How intense should a workout be? It's a tough question to answer because it has to match up with everything else you are doing. From age 18 to 30 I worked out 8 hours a day: Kungfu, dance and bicycle riding in between. I did that much because I wanted to, because it felt like the right amount of movement. But would it have been possible to focus all that energy into something more conventional like working the floor of the Stock Market? Maybe.
The beauty of Internal Martial Arts is that as we get older, we can still get the intensity of circulation and whole body stimulation without sweating. That's right, I try not to sweat three month out of the year. Traditionally, Spring time is the only season internal martial artists break a sweat.
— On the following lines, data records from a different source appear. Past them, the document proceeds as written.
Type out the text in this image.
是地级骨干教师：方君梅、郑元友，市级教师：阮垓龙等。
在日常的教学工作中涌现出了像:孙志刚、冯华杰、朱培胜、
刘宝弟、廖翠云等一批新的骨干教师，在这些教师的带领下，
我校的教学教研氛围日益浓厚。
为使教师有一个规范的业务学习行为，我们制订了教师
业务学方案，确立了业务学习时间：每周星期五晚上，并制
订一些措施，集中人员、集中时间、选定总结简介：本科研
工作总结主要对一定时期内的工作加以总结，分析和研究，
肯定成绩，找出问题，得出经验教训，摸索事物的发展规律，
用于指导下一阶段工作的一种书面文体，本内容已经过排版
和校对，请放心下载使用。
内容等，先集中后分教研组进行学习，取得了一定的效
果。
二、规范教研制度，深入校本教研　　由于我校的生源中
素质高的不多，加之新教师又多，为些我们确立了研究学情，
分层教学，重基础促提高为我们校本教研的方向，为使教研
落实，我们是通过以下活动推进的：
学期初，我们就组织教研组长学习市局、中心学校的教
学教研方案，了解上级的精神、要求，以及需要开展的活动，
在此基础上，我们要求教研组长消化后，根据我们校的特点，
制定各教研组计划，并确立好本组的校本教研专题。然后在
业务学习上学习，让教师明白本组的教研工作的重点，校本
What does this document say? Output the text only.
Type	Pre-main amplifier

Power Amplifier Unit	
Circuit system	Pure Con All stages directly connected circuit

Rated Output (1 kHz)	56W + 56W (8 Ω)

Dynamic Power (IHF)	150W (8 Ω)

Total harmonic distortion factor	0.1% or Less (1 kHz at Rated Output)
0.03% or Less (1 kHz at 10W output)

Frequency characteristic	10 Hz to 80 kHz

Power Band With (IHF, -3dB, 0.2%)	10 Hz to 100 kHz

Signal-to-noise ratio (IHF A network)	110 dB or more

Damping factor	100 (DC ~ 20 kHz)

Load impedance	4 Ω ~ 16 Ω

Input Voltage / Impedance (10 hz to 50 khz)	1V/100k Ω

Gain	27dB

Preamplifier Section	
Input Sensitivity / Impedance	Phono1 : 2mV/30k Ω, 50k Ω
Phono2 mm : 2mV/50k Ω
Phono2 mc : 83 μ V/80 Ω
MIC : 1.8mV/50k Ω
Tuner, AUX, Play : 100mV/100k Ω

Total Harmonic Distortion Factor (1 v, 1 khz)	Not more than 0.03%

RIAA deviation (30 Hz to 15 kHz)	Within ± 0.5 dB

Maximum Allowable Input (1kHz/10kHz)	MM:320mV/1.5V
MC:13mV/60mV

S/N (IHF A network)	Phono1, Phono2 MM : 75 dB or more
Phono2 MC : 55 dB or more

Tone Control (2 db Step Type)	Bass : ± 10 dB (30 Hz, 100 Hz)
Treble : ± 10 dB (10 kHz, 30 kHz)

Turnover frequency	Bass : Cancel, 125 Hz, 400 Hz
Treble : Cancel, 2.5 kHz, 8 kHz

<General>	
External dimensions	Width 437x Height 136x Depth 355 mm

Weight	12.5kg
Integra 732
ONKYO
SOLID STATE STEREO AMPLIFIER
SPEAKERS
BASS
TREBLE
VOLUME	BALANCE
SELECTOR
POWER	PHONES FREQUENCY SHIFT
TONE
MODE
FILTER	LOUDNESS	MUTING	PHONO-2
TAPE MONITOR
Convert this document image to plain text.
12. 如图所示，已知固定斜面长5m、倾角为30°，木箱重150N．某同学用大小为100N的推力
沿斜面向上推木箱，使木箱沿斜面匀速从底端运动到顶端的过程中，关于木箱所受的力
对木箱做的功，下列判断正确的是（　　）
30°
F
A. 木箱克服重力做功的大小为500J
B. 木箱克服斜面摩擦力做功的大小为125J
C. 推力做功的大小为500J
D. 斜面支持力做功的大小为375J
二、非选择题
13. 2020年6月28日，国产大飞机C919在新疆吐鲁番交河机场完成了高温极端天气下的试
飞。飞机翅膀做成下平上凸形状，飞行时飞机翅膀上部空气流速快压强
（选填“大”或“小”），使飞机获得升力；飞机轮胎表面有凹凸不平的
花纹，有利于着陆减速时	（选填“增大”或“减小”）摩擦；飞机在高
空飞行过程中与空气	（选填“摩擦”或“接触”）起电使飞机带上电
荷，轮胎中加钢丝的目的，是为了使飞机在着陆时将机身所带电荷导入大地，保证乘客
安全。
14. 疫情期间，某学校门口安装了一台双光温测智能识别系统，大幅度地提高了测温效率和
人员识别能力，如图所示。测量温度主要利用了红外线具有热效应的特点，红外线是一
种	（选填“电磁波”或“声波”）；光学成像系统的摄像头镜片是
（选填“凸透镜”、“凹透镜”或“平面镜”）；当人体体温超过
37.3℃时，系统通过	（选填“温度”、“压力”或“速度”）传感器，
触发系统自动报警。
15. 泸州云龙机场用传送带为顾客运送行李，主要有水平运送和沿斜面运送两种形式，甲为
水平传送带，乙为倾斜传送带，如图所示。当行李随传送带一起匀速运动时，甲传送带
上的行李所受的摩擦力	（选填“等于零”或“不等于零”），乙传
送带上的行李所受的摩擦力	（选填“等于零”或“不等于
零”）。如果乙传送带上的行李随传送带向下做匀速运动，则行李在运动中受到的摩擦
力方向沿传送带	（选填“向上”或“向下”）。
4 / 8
The muscles and sinews can all be moved around and animated without having to scrunch up your face with exertion, strain or pain.
I like that the author of the Time article mentions her tendency toward "Puritan fury." We ignore our ideas about what we think we are at our own peril. If you have an appetite for self-torture, for instance, it's a lot healthier to get that out of the way in a poorly aligned horse stance between 6 and 7 AM than it is to bring it with you to your job, or take it home to your kids.